我俩一贯的夫唱妇随,妻子在我面前温顺得像只小绵羊,结婚二十多年了,两人都很少红过脸。也许这也是我这些年成功的秘诀吧。
没想到这一回真就圆了妻子的梦。那些天她兴高采烈,又蹦又跳,就像回到了少女时代。“你说城里有啥好的,那么多人挤在一起,喘气都不顺畅,对着门住好几年都不知道姓什么,路上跌倒个人都没人管。哪赶咱农村,有山有水,空气清新,四邻八舍碰了面不打招呼过不去,就像一家人似的。”

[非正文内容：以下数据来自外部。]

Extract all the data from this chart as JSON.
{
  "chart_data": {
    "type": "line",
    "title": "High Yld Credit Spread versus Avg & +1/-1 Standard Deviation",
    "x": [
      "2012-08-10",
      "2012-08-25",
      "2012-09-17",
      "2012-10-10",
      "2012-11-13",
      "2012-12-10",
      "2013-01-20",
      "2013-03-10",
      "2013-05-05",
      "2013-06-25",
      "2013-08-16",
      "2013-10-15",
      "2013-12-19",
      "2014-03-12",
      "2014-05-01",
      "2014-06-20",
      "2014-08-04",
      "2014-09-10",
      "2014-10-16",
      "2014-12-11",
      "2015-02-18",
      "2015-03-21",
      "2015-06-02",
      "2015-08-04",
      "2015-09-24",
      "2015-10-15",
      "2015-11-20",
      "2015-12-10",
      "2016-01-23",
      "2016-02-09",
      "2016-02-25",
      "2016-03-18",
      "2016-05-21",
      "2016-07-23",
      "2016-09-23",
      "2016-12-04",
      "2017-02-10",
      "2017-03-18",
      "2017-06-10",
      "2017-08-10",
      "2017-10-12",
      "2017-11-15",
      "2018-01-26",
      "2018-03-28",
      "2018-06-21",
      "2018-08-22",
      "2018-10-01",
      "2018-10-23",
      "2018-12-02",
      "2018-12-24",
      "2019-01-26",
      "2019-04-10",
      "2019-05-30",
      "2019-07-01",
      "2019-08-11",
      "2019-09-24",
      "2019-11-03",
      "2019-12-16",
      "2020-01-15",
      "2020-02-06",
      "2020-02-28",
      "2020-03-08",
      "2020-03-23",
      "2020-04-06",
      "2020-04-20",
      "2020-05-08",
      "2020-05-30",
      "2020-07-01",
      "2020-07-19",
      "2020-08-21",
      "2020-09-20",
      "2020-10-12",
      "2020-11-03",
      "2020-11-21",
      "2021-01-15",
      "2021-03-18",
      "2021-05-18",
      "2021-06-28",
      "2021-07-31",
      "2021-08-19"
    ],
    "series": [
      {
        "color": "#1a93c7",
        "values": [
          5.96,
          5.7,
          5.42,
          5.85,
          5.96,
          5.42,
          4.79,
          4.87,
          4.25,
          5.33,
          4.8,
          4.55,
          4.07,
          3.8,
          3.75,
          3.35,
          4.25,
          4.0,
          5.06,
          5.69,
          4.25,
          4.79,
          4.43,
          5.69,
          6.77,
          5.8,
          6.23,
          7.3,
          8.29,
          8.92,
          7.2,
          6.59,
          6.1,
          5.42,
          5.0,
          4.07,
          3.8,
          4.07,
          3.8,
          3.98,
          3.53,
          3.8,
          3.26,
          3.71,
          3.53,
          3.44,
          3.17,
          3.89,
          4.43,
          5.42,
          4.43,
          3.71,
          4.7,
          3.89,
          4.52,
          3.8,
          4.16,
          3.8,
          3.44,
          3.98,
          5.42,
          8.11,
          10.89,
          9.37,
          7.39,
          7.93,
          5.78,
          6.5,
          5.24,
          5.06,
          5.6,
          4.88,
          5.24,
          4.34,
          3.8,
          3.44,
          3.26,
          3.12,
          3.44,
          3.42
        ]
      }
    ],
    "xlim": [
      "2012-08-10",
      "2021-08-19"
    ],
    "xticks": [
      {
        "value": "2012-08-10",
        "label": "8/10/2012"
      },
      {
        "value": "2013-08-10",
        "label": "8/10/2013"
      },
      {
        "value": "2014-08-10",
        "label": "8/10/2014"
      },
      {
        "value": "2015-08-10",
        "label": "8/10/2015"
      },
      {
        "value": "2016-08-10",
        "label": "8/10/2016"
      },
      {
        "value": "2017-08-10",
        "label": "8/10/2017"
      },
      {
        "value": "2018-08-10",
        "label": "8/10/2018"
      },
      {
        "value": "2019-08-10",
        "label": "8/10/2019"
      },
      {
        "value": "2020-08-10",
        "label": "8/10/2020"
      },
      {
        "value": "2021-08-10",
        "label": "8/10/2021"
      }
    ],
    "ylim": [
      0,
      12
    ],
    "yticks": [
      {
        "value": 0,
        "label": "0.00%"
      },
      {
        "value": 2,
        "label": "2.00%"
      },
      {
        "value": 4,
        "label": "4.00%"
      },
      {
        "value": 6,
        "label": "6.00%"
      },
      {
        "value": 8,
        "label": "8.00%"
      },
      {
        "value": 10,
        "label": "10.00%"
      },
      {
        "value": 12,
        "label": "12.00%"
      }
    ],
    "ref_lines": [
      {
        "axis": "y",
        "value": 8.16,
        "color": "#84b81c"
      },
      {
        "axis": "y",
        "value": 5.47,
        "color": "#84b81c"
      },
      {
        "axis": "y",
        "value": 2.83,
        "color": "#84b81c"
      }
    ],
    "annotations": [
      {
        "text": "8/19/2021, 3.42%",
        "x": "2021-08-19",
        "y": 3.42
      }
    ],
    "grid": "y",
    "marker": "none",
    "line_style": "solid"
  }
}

没想到妻子这样讨厌城市而喜爱农村。我问她,“你觉得,未来的农场应该是啥样子?”
她告诉我,她憧憬的农场是:有山、有水、有大片农田;山上鸡羊成群,长满果树;水里养着鱼、鸭、鹅;农田里生产的是绿色粮食和绿色蔬菜;农业实现了机械化和电气化?
我惊愕地望着她,仿佛不认识似的,“你都赶上教授级水平了,下辈子吧!”
原本我是想搞茶叶的,但后来又改变了计划。头一年,我在地头盖起四间活动板房,购置了拖拉机、脱粒机、收割机,还享受了政府的购机补贴,种植的都是常规农作物。于是村里就有人说了:他这样怕是要赔进去!
其实头一年还算不错,没赚多少钱,但也没赔钱。只是第二年赔进去了,数额还不少,近二十万。把我妻子心疼得抹了好几天眼泪。
这事说起来只怪我自己。一下建起二十个冬暖大棚,一亩地一个,共二十亩,全部种植了灵芝。初建大棚时妻子就说,“咱以前没搞过,没经验,先弄两个试试,等成功了再多上些。”金敏也说初次不要搞多了。但我不听别人劝说,坚持自己的观点。也许是过去的生意太顺畅,才这样大胆自信,当然我自信也不是没有道理。我专门去南方一个灵芝生产基地考察了两个多月,在那里,一个镇几万亩土地全部种植灵芝,国内的国外的大商贩小商贩常年收购,销路不成问题,效益相当好。我还给一家大户打工,全过程学习了灵芝种植、加工技术。本以为万无一失了,可就在出苗时出了问题,灵芝苗出得稀稀拉拉,七大八小,我把电话打给南方技术员说明情况,才知道是湿度没控制好。后来灵芝出棚烘干时,看炉的人又睡过了头,所有灵芝都烘糊了。就这样,这一年的大棚基本就砸进去了。